The Ellington was a laudable concept but the timing, with the recession, was sad. We’ve freshened up the hotel interior and will relaunch with a lively, funky and cheaper restaurant than what was there before, as we aim for it to be a repeat, not treat, destination for diners in Leeds.

I started my career as a graduate with British Transport Hotels. I was living in with 15 girls at Liverpool’s Adelphi Hotel for three months before I was sent to the Old Course Hotel at St Andrews. As you’d imagine I wasn’t too keen on leaving.

In 1988 I launched a mineral water called Ty Nant, and you see it on US shows like Frazier and Damages in a deep blue bottle.

I was part of the team that launched Aqua in Bristol. We opened it as a 150-cover brasserie but having been working in cosseted Bath it was a bit of a shock to be in a ‘real’ city. I think we were too focused in the first year on details and the food, which wasn’t right for the local market. 

At Christmas in 2004 I was suddenly struck down by a rare genetic condition called Guillain-Barre Syndrome, and was in intensive care for seven months. I was left paralysed and although I slowly made a recovery doing the most banal of things such as brushing my teeth became a huge personal triumph.

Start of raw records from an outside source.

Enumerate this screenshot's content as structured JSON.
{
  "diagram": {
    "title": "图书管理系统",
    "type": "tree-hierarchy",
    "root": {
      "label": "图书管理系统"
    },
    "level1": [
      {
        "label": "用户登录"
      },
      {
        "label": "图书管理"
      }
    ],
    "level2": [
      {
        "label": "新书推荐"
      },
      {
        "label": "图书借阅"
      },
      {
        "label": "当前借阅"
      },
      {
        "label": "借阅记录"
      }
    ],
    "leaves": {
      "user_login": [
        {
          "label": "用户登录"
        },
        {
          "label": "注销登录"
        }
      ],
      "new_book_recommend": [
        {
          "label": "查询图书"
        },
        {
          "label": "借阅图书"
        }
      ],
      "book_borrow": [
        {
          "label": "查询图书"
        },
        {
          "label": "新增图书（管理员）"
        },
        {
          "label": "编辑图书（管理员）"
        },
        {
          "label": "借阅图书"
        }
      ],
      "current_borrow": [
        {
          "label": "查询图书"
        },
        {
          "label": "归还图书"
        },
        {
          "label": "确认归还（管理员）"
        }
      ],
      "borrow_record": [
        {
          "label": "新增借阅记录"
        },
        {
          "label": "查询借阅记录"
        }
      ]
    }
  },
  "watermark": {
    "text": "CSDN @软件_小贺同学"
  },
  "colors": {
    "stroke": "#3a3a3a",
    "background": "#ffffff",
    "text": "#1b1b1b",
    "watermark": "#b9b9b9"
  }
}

I wrote a book called A Solitary Confinement about my experiences to raise awareness. 

One of our hotels hosted its first team building day in two years recently, but I think things will improve once people know how bad the ‘medicine’ the government is about to give us is. 

I think it’ll be March or so of next year before the hotel industry can start to feel good about itself.

The art of the hotelier is to anticipate what your guest want and make them feel great. I learnt that from Douglas Barrington at Historic House Hotels.

We’ve tried to reinvent the hotel bedroom at our Bermondsey Square Hotel by cutting the corner off each room, and getting rid of the entrance corridor to make the best use of space. Each room has a shower pod but no bath and the bed, large work desk and TV are set at an angle (as the room isn’t a box shape) making a small space feel much bigger.

We’re going to keep with running luxury hotels of 60 to 80 bedrooms as it’s fertile ground for us because the major players are only interested in properties larger than this and a hotel with fewer rooms doesn’t need us.